An icon, whether in an ancient or modern context, is a sign or likeness of something of greater significance. Throughout history religious icons have been used to instruct, adorn and inspire worship. To be an effective conduit to the sacred, an icon must achieve fidelity to the subject it represents, be accessible enough to be easily remembered, and blend new messages with familiar elements. The icons of Imprinting the Divine reveal a variety of visual strategies that repeat figures and scenes but that also refresh, revise and renew the various elements that go into their creation. As Carr writes in the exhibition’s catalogue, “The art form evolved in both meaning and technique, yet maintained the continuity and fidelity to type so crucial to its purpose. Even now, centuries later…icons have lost none of their power to intrigue and impress.”

The exhibit features the Menil’s own outstanding icon collection, largely acquired in 1985 from collector Eric Bradley. Most notable are works from Byzantium itself, paintings on golden panels that are of extreme rarity today: vigilant warrior angels, pensive saints of haunting spirituality, and vivid scenes of exaltation. Delicate Russian holy images on feather-weight plaques of linen shimmer under the folding panels of an iconostasis, the screen of images before which congregations received communion in church; and personal images of gold and ivory from the collections of Dumbarton Oaks and the Houston Museum of Fine arts carry the holy images into the private realm of the home and individual devotion.

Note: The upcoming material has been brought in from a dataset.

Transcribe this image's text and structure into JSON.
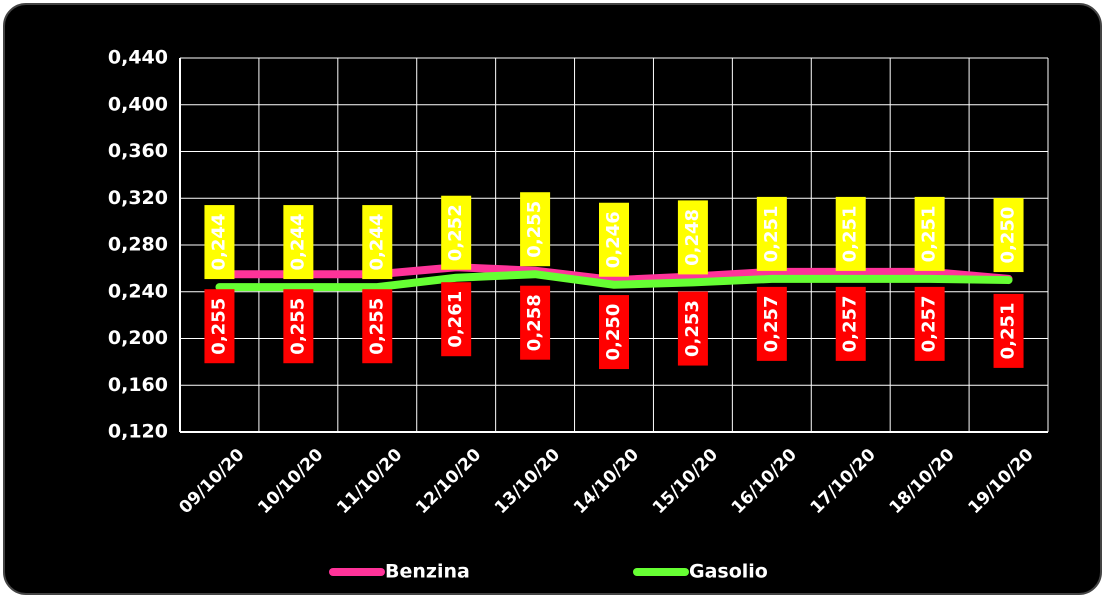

Organized for the Menil Collection by guest curator Annemarie Weyl Carr, Professor Emeritus at Southern Methodist University in Dallas whose books include A Byzantine Masterpiece Recovered: The Thirteenth Century Murals of Lysi, Cyprus and Cyprus and the Devotional Arts of Byzantium In the Era of the Crusades with Menil assistant curator Clare Elliott, Imprinting the Divine invites viewers to explore the lasting power of icons to inform faith, inspire cultures and stir artists and scholars.

Accompanied by a fully illustrated catalogue, the first publication to survey this diverse collection, Annemarie Weyl Carr and other leading scholars explore the history and meaning of these remarkable works, and their continuing power to surprise and impress us.